Will Yellen’s China visit establish relations on more solid foundations?

Semiconductors point of contention between Washington and Beijing
Will Yellen’s China visit establish relations on more solid foundations?
US china Semiconductors

Global attention has focused on US Treasury Secretary Janet Yellen’s visit to China at a time when tensions between the world’s two largest economies are at their height.

Many messages were sent by the U.S. official, who has taken a balanced approach in an attempt at rebuilding bridges between the two countries and establishing relations between them on “solid foundations.”

Yellen arrived in Beijing on Thursday, where she was received by several senior government officials, including Prime Minister Li Qian, and has been calling for more exchanges and cooperation between the two countries despite the differences.

Yellen sees her meetings, which lasted about ten hours over two days, as “a step forward in our effort to put the US-China relationship on surer footing,” she said at a news conference on Sunday.

Yellen’s visit, her first to Beijing since taking office in 2021, comes weeks after Secretary of State Antony Blinken’s visit and embodies the Joe Biden administration’s desire to calm strained bilateral relations.

Read: To avoid recurrence of energy shortages, China doubles down on gas imports

Yellen stressed the “vital” importance of high-level contacts, “We believe that the world is big enough for both of our countries to thrive. Both nations have an obligation to responsibly manage this relationship: to find a way to live together and share in global prosperity.”

China’s official Xinhua news agency reported that Saturday’s meeting between Yellen and Vice Premier He Lifeng allowed for an agreement to “strengthen communication and cooperation to address global challenges.”

The U.S. Treasury secretary acknowledged there were, “significant disagreements,” between the two countries, but stressed that discussions in Beijing were, “direct, substantive and productive.”

The main sticking point is the semiconductor. In recent months, U.S. restrictions have been imposed to cut off the supply of U.S. technology, including chips, to Chinese companies. Washington has also succeeded in pushing allies in Japan and the Netherlands to restrict advanced semiconductor sales to China and rally other advanced economies to confront Beijing’s “economic coercion.”

China, which seeks to become independent in this area, sees the measures as aimed at hindering its development and maintaining American supremacy.

But Yellen reiterated that the United States was not seeking to separate from China, which she said would be “disastrous for both countries and destabilizing for the world” and “virtually impossible to undertake.”

“There is an important distinction between decoupling, on the one hand, and on the other hand, diversifying critical supply chains or taking targeted national security actions,” she said.

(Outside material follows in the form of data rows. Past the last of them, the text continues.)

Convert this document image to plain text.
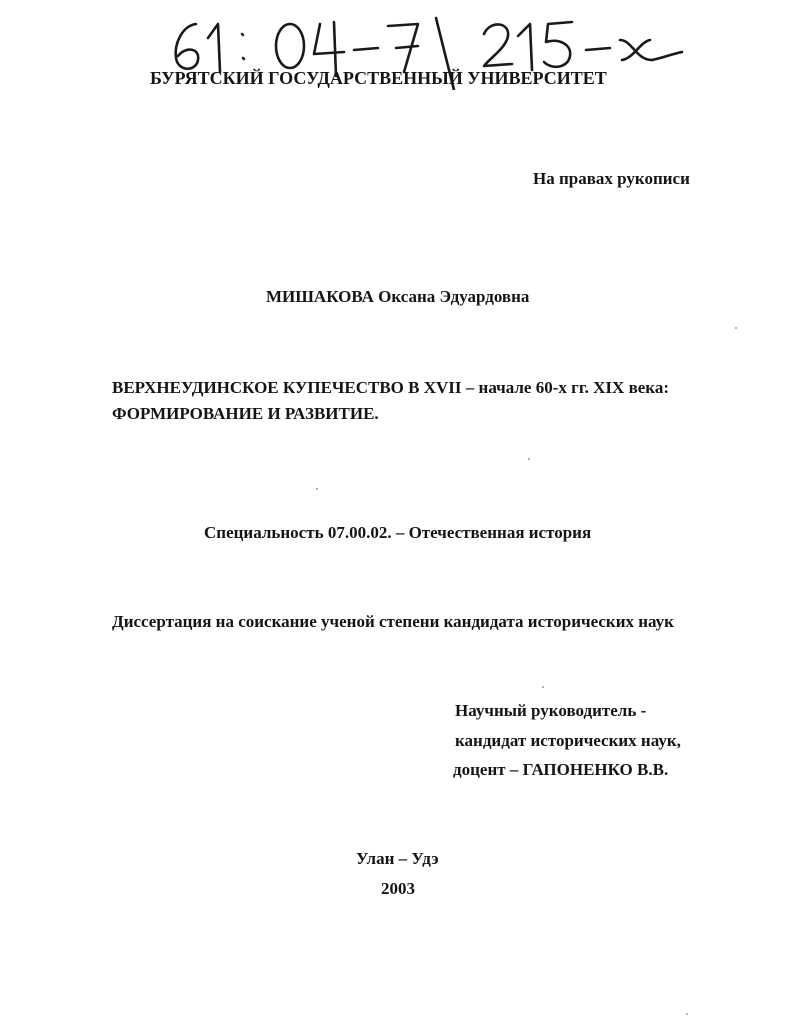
БУРЯТСКИЙ ГОСУДАРСТВЕННЫЙ УНИВЕРСИТЕТ
На правах рукописи
МИШАКОВА Оксана Эдуардовна
ВЕРХНЕУДИНСКОЕ КУПЕЧЕСТВО В XVII – начале 60-х гг. XIX века:
ФОРМИРОВАНИЕ И РАЗВИТИЕ.
Специальность 07.00.02. – Отечественная история
Диссертация на соискание ученой степени кандидата исторических наук
Научный руководитель -
кандидат исторических наук,
доцент – ГАПОНЕНКО В.В.
Улан – Удэ
2003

She warned that the United States would continue to take “targeted actions” to preserve its national security and that of it’s allies.

She expressed Washington’s “serious concerns” about Beijing’s “unfair economic practices”.

These include obstacles to the entry of foreign companies into the Chinese market and issues related to intellectual property protection.

Yellen also expressed, “worries about a recent uptick in coercive actions against American firms,” referring to inspections and investigations targeting companies in China in recent months.

Yellen discussed with Chinese officials areas of cooperation on global challenges, including working together to mobilize multilateral financing for climate action.

U.S. climate envoy John Kerry is expected to visit China, according to U.S. Ambassador to China Nicholas Burns, though he did not provide a timeline for the trip.